The man flinched and scrambled away, and I let him go. He was beneath me. They were all beneath me.

I had traveled all the way from Etistin—the capital of Sapin—for one purpose and one purpose alone: to claim a Phoenix Wyrm chick. For months I had hunted for their mating grounds. For months I had been thwarted by incompetence, by bad luck, by the invisible hand of my meddlesome cousin.

Then, a week ago, a report: a male and female Phoenix Wyrm had been sighted entering a section of the dungeon's northern reaches with a chick in tow. A chick. Perfect for bonding.

Drogo Lambert's men had proven useless at finding the entrance to that section, whether from outside the mountain or within the dungeon itself. As if something were cloaking it. Hiding it.

Or someone. The thought was a flame that had been growing for days, and now it blazed. Someone like Otis.

Of course. Of course! Otis feared me. He feared my power, my talent, my destiny. He knew that if I bonded with a Phoenix Wyrm, my magical abilities would eclipse even Bairon's. And once I had that power, I would finally take what was rightfully mine.

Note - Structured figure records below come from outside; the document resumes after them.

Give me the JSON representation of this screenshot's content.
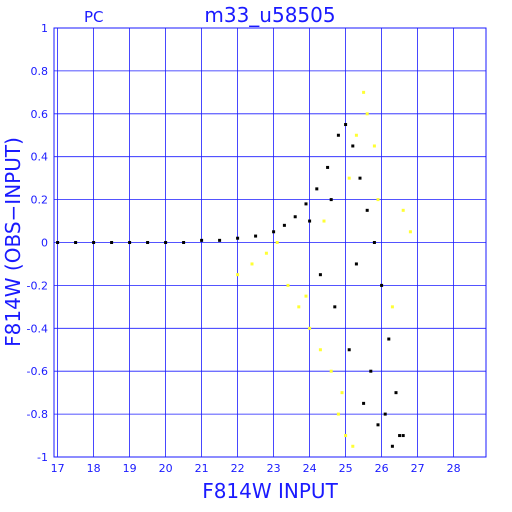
{
  "chart_data": {
    "type": "scatter",
    "title": "m33_u58505",
    "subtitle": "PC",
    "xlabel": "F814W INPUT",
    "ylabel": "F814W (OBS−INPUT)",
    "xlim": [
      16.9,
      28.9
    ],
    "ylim": [
      -1,
      1
    ],
    "grid": true,
    "colors": {
      "axes": "#1a1aff",
      "grid": "#1a1aff",
      "points_main": "#000000",
      "points_highlight": "#ffff33"
    },
    "x_ticks": [
      "17",
      "18",
      "19",
      "20",
      "21",
      "22",
      "23",
      "24",
      "25",
      "26",
      "27",
      "28"
    ],
    "y_ticks": [
      "-1",
      "-0.8",
      "-0.6",
      "-0.4",
      "-0.2",
      "0",
      "0.2",
      "0.4",
      "0.6",
      "0.8",
      "1"
    ],
    "series": [
      {
        "color": "black",
        "note_type": "dense scatter",
        "x": [
          17.0,
          17.5,
          18.0,
          18.5,
          19.0,
          19.5,
          20.0,
          20.5,
          21.0,
          21.5,
          22.0,
          22.5,
          23.0,
          23.3,
          23.6,
          23.9,
          24.2,
          24.5,
          24.8,
          25.0,
          25.2,
          25.4,
          25.6,
          25.8,
          26.0,
          26.2,
          26.4,
          26.6,
          24.3,
          24.7,
          25.1,
          25.5,
          25.9,
          26.3,
          24.0,
          24.6,
          25.3,
          25.7,
          26.1,
          26.5
        ],
        "y": [
          0.0,
          0.0,
          0.0,
          0.0,
          0.0,
          0.0,
          0.0,
          0.0,
          0.01,
          0.01,
          0.02,
          0.03,
          0.05,
          0.08,
          0.12,
          0.18,
          0.25,
          0.35,
          0.5,
          0.55,
          0.45,
          0.3,
          0.15,
          0.0,
          -0.2,
          -0.45,
          -0.7,
          -0.9,
          -0.15,
          -0.3,
          -0.5,
          -0.75,
          -0.85,
          -0.95,
          0.1,
          0.2,
          -0.1,
          -0.6,
          -0.8,
          -0.9
        ]
      },
      {
        "color": "yellow",
        "note_type": "highlighted points",
        "x": [
          22.0,
          22.4,
          22.8,
          23.1,
          23.4,
          23.7,
          24.0,
          24.3,
          24.6,
          24.9,
          25.1,
          25.3,
          25.6,
          25.9,
          26.3,
          26.8,
          24.8,
          25.0,
          25.2,
          24.4,
          23.9,
          25.5,
          25.8,
          26.6
        ],
        "y": [
          -0.15,
          -0.1,
          -0.05,
          0.0,
          -0.2,
          -0.3,
          -0.4,
          -0.5,
          -0.6,
          -0.7,
          0.3,
          0.5,
          0.6,
          0.2,
          -0.3,
          0.05,
          -0.8,
          -0.9,
          -0.95,
          0.1,
          -0.25,
          0.7,
          0.45,
          0.15
        ]
      }
    ]
  }
}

The lordship of House Wykes. The respect I deserved. The future that had been stolen from me the moment my father died and that pretender seized control.

Brimstone-based explosives, laced with fire mana crystals—the weapons that had made House Wykes the terror of Sapin's enemies since the first war against those elf vermin. They would blast open whatever barrier Otis had erected. They would give me access to my prize.

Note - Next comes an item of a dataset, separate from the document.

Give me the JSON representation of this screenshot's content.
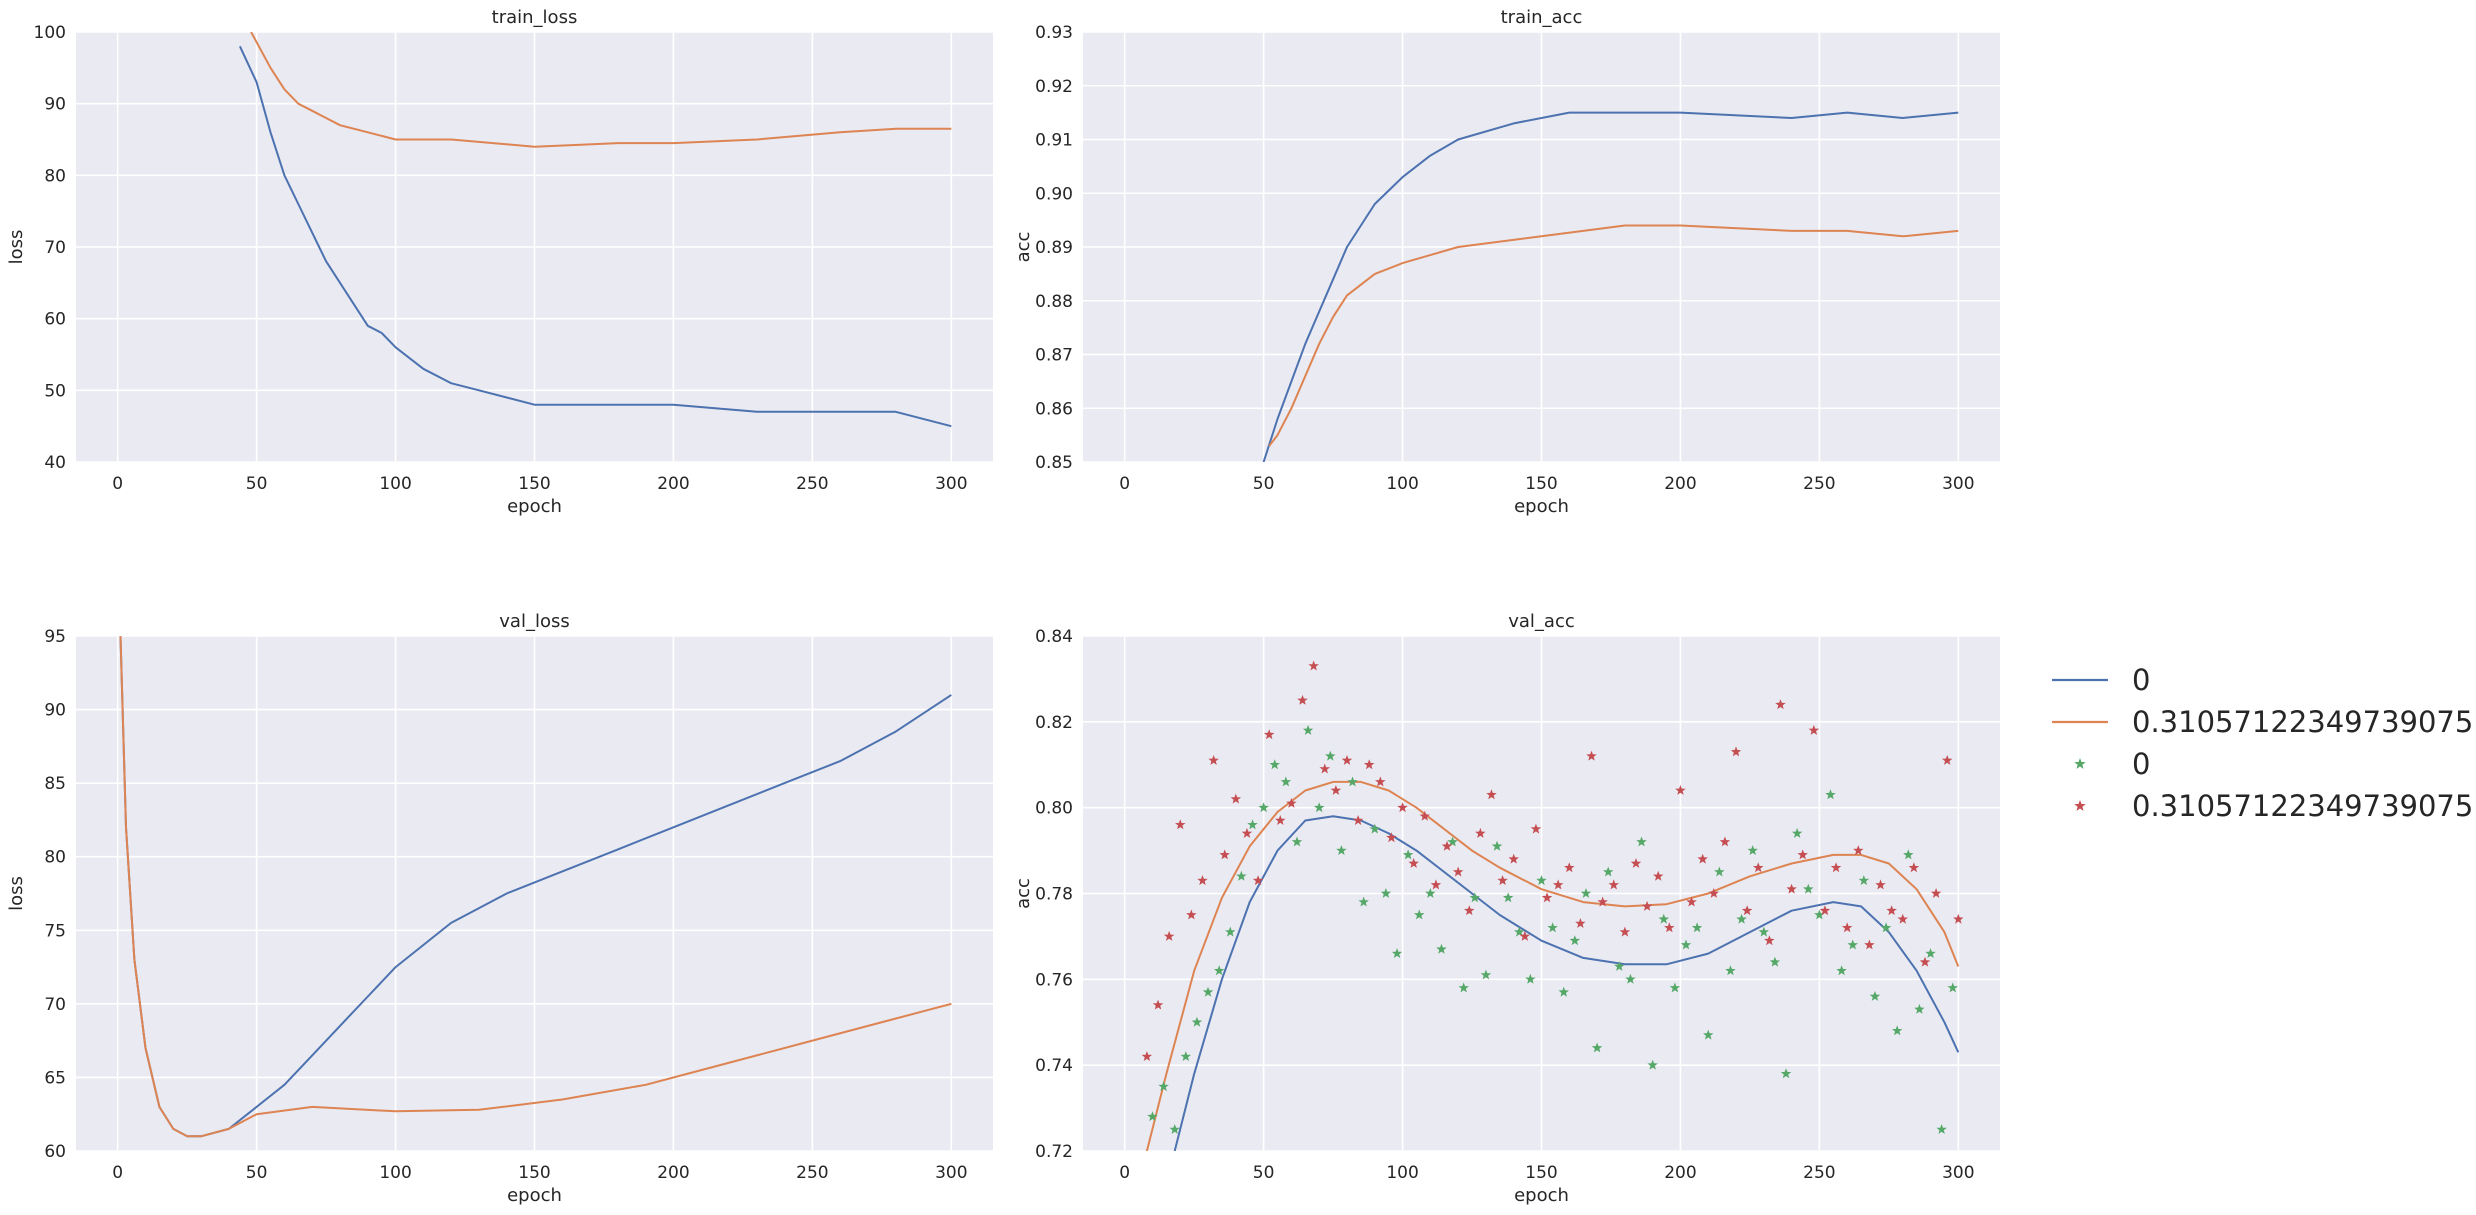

I raised my hand, ready to order the charges fired, ready to claim my destiny—

And the world trembled.

Not the controlled shudder of explosives. Not the predictable shake of human intervention. Something vast. Something ancient. The entire northern face of the Red Gorge began to writhe like a beast waking from millennia of slumber. Dust and stone cascaded down its slopes. The scraggly flora that clung to its crevices tore loose and tumbled into the abyss. And then—then the towers began to rise.

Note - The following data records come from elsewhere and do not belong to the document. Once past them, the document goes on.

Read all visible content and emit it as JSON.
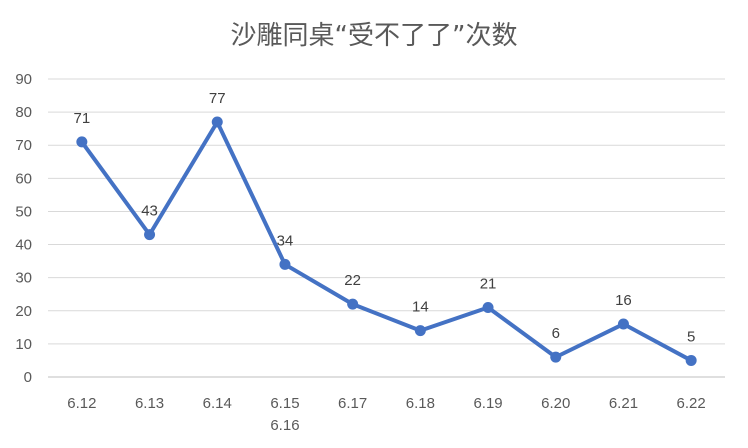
{
  "chart_data": {
    "type": "line",
    "title": "沙雕同桌“受不了了”次数",
    "categories": [
      "6.12",
      "6.13",
      "6.14",
      "6.15\n6.16",
      "6.17",
      "6.18",
      "6.19",
      "6.20",
      "6.21",
      "6.22"
    ],
    "series": [
      {
        "values": [
          71,
          43,
          77,
          34,
          22,
          14,
          21,
          6,
          16,
          5
        ]
      }
    ],
    "ylim": [
      0,
      90
    ],
    "yticks": [
      0,
      10,
      20,
      30,
      40,
      50,
      60,
      70,
      80,
      90
    ],
    "grid": true,
    "data_labels": true,
    "legend": "none",
    "colors": {
      "series": "#4472c4",
      "grid": "#d9d9d9",
      "text": "#595959"
    }
  }
}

They emerged from the mountain like corpses clawing free of graves. Structures of impossible architecture, their lines too precise, their proportions too perfect to be natural. They matched the style of every dungeon I had ever seen—the style of the Ancient Mages, those legendary precursors whose works dotted Dicathen.

But these were not ruins. These were whole. Rising from their stone prison as if the mountain had only been a blanket, and they had finally decided to throw it off.

"What's happening?!" The shout tore from me, unanswered. Below, far below, I saw Drogo Lambert's tiny figure gesturing wildly at his men, his orders lost in the growing cacophony.

A Reset. Then I heard it.

The cry of a Phoenix Wyrm.

No—cries. Dozens of them. Twenty, at least. Twenty S-Class mana beasts, their voices weaving together into a symphony of fire and fury that made the very air vibrate. I stumbled backward as the flock erupted from the mountain's newly revealed heights, their wings unleashing clouds of volcanic ash that darkened the sky. They pierced the clouds like living spears, their bodies trails of molten light against the grey.

And leading them—leading them—was a monster among monsters. Larger than the rest, its scales the color of dying suns, its horn a jagged spike of pure sulfur that seemed to drink the light. The flock leader.

A Phoenix Wyrm that had probably been alive since before my great-grandfather's great-grandfather drew his first breath.

My hand trembled. My heart hammered. But beneath the terror, something else stirred. Something hungry.

If I could bond with one of that creatures's chick—if I could claim even a fraction of that power—

"Ignite the explosives! Now!" The command tore from my throat, raw and absolute. I didn't care about the reset. I didn't care about the chaos. I cared about my prize, my destiny, waiting somewhere in that newly revealed labyrinth.

Mana surged from my core—that dark yellow organ in my solar plexus, straining toward the light it so desperately craved. Flaming darts materialized around me, each one aimed at the charges I had so carefully placed during Drogo's absences. I released them with a gesture, and fire rained down upon the mountain.

Hell followed.

The explosives detonated in sequence, a chain of thunder that merged with the dungeon's groaning and the Wyrms' cries into a single, world-ending roar.